[PATCH] util: wrap lines with multi-byte characters correctly (issue2943)

Matt Mackall mpm at selenic.com
Mon Aug 8 13:49:09 CDT 2011


On Sat, 2011-08-06 at 23:53 +0200, Mads Kiilerich wrote:
> # HG changeset patch
> # User Mads Kiilerich <mads at kiilerich.com>
> # Date 1312667540 -7200
> # Branch stable
> # Node ID 522ef2a25786c3666d4381d38944fe6d3aa64e5d
> # Parent  f32a2989ff585f0f452f25806750477fc631fc9a
> util: wrap lines with multi-byte characters correctly (issue2943)
> 
> This re-introduces the unicode conversion what was lost in d320e70442a5 5 years
> ago and had the comment:
>   To avoid corrupting multi-byte characters in line, we must wrap
>   a Unicode string instead of a bytestring.

Based on this description, I'm generally inclined to reject this patch.

If I have one patch that says:

 "algorithm A was wrong because of bug X, switch to algorithm B"

and a second one that says:

 "algorithm B was wrong because of bug Y, switch back to A"

...I will reject the second. If I don't, it's inevitable that someone
will send the first patch again and we'll oscillate forever.

Instead I need to either see:

 "algorithm C fixes bug Y while not regressing bug X"

or

 "algorithm A was more correct than B because of bug Y is more
significant than X and algorithm C is prohibitive"

Ideally, a patch here actually documents that oscillating back to B is
not allowed in the source.


Now it seems to me that there are several considerations for a
Unicode-aware text wrapper:

a) single characters may be one or more bytes
b) single characters may be single- or double-width or even an unknown
font-dependent width
c) the rules for where text may be wrapped are somewhat language
dependent (especially with ideographic languages)
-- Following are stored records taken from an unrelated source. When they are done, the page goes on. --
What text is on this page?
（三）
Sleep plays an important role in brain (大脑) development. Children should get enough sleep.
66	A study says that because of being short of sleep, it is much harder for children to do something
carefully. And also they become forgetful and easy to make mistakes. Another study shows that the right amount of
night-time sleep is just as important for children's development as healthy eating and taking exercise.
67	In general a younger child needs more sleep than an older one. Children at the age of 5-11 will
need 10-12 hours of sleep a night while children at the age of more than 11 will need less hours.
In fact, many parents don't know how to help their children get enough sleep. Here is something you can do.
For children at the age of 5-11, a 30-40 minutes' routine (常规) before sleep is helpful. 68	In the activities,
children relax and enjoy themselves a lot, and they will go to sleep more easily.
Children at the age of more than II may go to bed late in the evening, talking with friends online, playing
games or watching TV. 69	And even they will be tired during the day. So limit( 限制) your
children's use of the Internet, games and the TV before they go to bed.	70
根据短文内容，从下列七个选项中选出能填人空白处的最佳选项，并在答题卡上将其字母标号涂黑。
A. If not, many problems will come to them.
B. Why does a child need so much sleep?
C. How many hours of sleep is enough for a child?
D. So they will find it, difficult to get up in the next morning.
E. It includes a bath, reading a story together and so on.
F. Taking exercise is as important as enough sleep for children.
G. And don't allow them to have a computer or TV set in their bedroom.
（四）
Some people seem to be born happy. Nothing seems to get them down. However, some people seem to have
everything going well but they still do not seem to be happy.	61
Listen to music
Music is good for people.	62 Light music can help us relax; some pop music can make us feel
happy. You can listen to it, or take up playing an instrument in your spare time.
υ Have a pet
I'm guessing we ignore (c) and only wrapping on whitespace. Which means
there are basically three algorithms that are worth considering:

1) encoding-agnostic: count bytes only
2) encoding-aware: count characters
3) width-aware: count Unicode character widths
 3a) naive: assume ambiguous-width characters are narrow
 3b) safe: assume ambiguous-width characters are wide
 3c) too clever: use 3b when using a MBCS or UTF-8, use 3a otherwise

This last is a bit dicey: legacy single-character encodings will never
have double-width characters, but decoding them into Unicode may give
"A"-width characters. Similarly, if we're in a Shift-JIS locale,
basically all double-byte characters will be double-width, but may again
fall into the "A" class in Unicode. But you'd have to do a thorough
survey of encodings to decide whether this was always right.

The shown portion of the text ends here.